🤖 AI Summary
Traditional “maximum tolerated dose” paradigms fail in dose optimization for novel anticancer agents (e.g., targeted therapies, immunotherapies). To address this, we propose U-DESPE—a Bayesian framework integrating pharmacokinetic, safety, pharmacodynamic, and efficacy data into an exposure–effect nonlinear mixed-effects model. Crucially, U-DESPE introduces a utility function to jointly optimize multiple endpoints via weighted trade-offs, enabling precise identification of optimal dose–regimen combinations. It supports flexible dose-escalation and confirmation cohort designs, overcoming the limitations of toxicity-centric approaches. In real-world trial applications and extensive simulation studies, U-DESPE demonstrates superior operating characteristics—enhancing the scientific rigor, robustness, and personalization of dose-selection decisions in early-phase oncology trials.
📝 Abstract
With the development of novel therapies such as molecularly targeted agents and immunotherapy, the maximum tolerated dose paradigm that "more is better" does not necessarily hold anymore. In this context, doses and schedules of novel therapies may be inadequately characterized and oncology drug dose-finding approaches should be revised. This is increasingly recognized by health authorities, notably through the Optimus project.

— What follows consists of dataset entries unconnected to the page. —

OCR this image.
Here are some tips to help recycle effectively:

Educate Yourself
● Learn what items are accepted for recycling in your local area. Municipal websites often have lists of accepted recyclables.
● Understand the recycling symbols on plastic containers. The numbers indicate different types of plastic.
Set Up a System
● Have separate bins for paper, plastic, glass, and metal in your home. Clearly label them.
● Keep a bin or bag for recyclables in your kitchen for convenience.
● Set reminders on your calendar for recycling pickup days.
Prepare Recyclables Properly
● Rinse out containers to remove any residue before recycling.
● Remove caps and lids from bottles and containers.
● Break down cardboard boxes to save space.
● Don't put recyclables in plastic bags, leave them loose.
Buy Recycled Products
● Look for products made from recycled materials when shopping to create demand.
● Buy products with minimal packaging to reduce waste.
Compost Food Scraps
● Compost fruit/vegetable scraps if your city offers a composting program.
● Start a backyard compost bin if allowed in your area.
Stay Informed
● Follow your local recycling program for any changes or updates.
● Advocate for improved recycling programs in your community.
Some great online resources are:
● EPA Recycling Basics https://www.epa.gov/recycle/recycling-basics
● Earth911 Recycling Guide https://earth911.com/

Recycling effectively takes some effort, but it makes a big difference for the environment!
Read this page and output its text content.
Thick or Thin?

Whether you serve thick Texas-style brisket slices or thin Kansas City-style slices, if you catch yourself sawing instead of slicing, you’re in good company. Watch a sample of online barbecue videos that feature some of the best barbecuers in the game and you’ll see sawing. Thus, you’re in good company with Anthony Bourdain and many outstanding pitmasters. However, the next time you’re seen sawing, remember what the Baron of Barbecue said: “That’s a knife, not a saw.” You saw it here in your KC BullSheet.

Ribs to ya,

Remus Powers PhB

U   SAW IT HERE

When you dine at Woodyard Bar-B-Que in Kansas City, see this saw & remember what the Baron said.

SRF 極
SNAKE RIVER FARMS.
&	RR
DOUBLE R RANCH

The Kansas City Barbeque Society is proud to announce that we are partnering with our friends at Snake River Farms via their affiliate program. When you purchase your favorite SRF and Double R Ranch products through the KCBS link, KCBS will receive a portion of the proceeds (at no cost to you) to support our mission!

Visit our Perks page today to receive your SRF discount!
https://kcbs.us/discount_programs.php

We developed a Bayesian dose-finding design, called U-DESPE, which allows to either determine the optimal dosing regimen at the end of the dose-escalation phase, or use of dedicated cohorts for randomizing patients to candidate optimal dosing regimens after that safe dosing regimens have been found. U-DESPE design relies on a dose-exposure model built from pharmacokinetic data using non-linear mixed-effect modeling approaches. Then three models are built to assess the relationships between exposure and the probability of selected relevant endpoints on safety, efficacy, and pharmacodynamics. These models are then combined to predict the different endpoints for every candidate dosing regimens. Finally, a utility function is proposed to quantify the trade-off between these endpoints and to determine the optimal dosing regimen. We applied the proposed method on a clinical trial case study and performed an extensive simulation study to evaluate the operating characteristics of the method.